Sind durch den Unfall mehrere körperliche oder geistige Funktionen beeinträchtigt, so werden die Invaliditätsgrade zusammengerechnet. Mehr als 100 % werden jedoch nicht angenommen.
 

Rz. 63

Es handelt sich hierbei um feste, pauschalisierte, abstrakte Invaliditätssätze für bestimmte Gesundheitsschädigungen, wie z.B. Verlust oder Funktionsbeeinträchtigungen von Gliedmaßen oder Sinnesorganen. Durch diese abstrakten, festen Prozentangaben soll die Gleichbehandlung der Versicherungsnehmer gewährleistet werden. Allerdings gibt es für bestimmte Berufe manchmal Zusatzbedingungen, die individuell ausgehandelt wurden, sodass bei bestimmten Verletzungen andere Prozentsätze gelten als in der abgedruckten Gliedertaxe. Von daher kann nicht oft genug der Tipp gegeben werden, dass grundsätzlich die Bedingungen, die der Versicherungsnehmer individuell abgeschlossen hat, eingesehen werden müssen und anhand dieser Bedingungen der Einzelfall gelöst werden muss.

 

Rz. 64

Die Aufzählung innerhalb dieser Gliedertaxe zeigt, dass es sich überwiegend um orthopädische Bereiche handelt. Liegt dagegen eine andere Verletzung vor, muss die Invalidität außerhalb der Gliedertaxe bemessen werden, so z.B. bei Hautverletzungen, Zahnverletzungen, Verletzungen der Geschlechtsorgane, Verletzungen der inneren Organe, Verletzungen des Brust- und Bauchraumes, Verletzungen der Wirbelsäule, Verletzungen von Kopf und Gehirn, Brandverletzungen sowie psychischen Beeinträchtigungen.

 

Rz. 65

Anders als im Schadensersatzrecht kommt es auch nicht auf die persönlichen Verhältnisse des Versicherungsnehmers an, wie Haushalt, Ausbildung, welchen Beruf der Versicherungsnehmer ausübt oder in welchen Wohnverhältnissen er lebt, sondern ausschließlich auf die medizinischen Gesichtspunkte und dabei die Frage, inwieweit eine Beeinträchtigung der Leistungsfähigkeit gegeben ist.

 

Rz. 66

Die konkrete Funktionsbeeinträchtigung der einzelnen Bereiche aus der Gliedertaxe wird durch den Arzt festgestellt.

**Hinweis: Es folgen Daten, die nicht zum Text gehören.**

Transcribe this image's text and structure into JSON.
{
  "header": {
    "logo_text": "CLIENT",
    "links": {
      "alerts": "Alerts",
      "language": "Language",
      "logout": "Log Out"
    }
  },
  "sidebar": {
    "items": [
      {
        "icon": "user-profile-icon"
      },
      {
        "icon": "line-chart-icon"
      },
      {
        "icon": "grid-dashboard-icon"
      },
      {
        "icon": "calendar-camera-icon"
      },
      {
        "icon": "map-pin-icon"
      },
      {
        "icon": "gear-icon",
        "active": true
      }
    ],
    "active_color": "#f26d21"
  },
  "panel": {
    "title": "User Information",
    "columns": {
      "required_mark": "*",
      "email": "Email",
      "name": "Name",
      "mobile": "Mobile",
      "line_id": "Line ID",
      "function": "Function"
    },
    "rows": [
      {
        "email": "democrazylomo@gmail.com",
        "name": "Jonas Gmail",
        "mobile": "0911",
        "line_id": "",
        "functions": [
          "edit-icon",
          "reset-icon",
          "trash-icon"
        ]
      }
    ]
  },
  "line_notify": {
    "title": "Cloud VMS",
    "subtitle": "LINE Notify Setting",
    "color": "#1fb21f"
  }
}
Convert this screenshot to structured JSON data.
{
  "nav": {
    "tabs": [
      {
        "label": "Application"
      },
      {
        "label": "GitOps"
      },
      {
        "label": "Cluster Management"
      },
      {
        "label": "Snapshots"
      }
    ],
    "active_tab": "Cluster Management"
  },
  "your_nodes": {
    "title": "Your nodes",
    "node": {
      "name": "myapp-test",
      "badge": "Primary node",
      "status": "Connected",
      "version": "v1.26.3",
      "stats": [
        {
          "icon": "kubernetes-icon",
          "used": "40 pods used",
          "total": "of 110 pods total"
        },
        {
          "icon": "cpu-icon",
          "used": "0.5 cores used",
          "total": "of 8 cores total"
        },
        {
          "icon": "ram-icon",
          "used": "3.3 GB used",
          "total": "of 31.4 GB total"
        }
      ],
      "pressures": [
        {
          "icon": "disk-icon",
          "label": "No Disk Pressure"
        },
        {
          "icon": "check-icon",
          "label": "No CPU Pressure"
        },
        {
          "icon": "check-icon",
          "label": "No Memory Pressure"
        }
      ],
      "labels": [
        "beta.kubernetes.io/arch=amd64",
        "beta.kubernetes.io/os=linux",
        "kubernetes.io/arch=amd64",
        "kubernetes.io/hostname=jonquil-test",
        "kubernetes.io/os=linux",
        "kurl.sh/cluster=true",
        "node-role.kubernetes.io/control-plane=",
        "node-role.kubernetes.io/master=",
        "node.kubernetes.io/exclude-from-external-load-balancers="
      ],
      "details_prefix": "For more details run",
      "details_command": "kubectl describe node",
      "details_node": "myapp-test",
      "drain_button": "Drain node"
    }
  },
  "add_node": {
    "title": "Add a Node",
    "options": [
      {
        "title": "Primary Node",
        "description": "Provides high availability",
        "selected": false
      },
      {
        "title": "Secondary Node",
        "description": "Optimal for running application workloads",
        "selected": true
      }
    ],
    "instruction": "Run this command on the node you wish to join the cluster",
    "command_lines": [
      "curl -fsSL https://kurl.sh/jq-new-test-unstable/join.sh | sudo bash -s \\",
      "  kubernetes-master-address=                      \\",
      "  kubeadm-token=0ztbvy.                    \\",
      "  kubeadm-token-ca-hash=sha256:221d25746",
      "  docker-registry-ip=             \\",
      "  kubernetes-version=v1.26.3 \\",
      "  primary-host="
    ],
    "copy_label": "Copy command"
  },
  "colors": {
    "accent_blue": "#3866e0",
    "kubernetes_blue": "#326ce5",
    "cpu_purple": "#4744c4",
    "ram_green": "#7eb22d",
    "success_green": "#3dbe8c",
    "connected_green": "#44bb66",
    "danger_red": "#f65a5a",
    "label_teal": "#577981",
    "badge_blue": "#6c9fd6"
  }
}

Der Arzt wird in der Regel vom Versicherer bestimmt. In den AUB ist dies festgehalten. So steht z.B. in § 9 IV AUB 88 bzw. Ziff. 7.3 AUB 2014, dass der Versicherte sich von den vom Versicherer beauftragten Ärzten zu untersuchen lassen hat, wobei die Kosten der Versicherer trägt. Versicherer beauftragen daher Ärzte mit der Erstellung von Gutachten hinsichtlich der Höhe des Invaliditätsgrades.

 

Praxistipp

Sobald diese Gutachten der Versicherer dem Anwalt vorliegen, muss dieser die Gutachten genau überprüfen, da Versicherer in der Regel selbsternannte Institute beauftragen, die überwiegend ihre Aufträge vom Versicherer bekommen. Insofern ist hinsichtlich solcher Institute äußerste Skepsis geboten, da bekanntlich das Sprichwort gilt: "Wes’ Brot ich ess’, des’ Lied ich sing." Oftmals ergibt eine nähere Betrachtung dieser Gutachten, dass die behandelnden Ärzte Literatur verwenden, die ausschließlich zugunsten des Versicherers Bewertungen enthält. Von daher arbeiten spezialisierte Anwälte mit einem ganzen Stab von eigenen Ärzten zusammen, die individuell für jeden einzelnen Verletzungsbereich kontrollieren können, ob die ausgehandelten Gebrauchsminderungssätze auch tatsächlich zutreffen oder ob diese zu niedrig sind.

 

Rz. 67

Wenn der Grad der Funktionsbeeinträchtigung fes...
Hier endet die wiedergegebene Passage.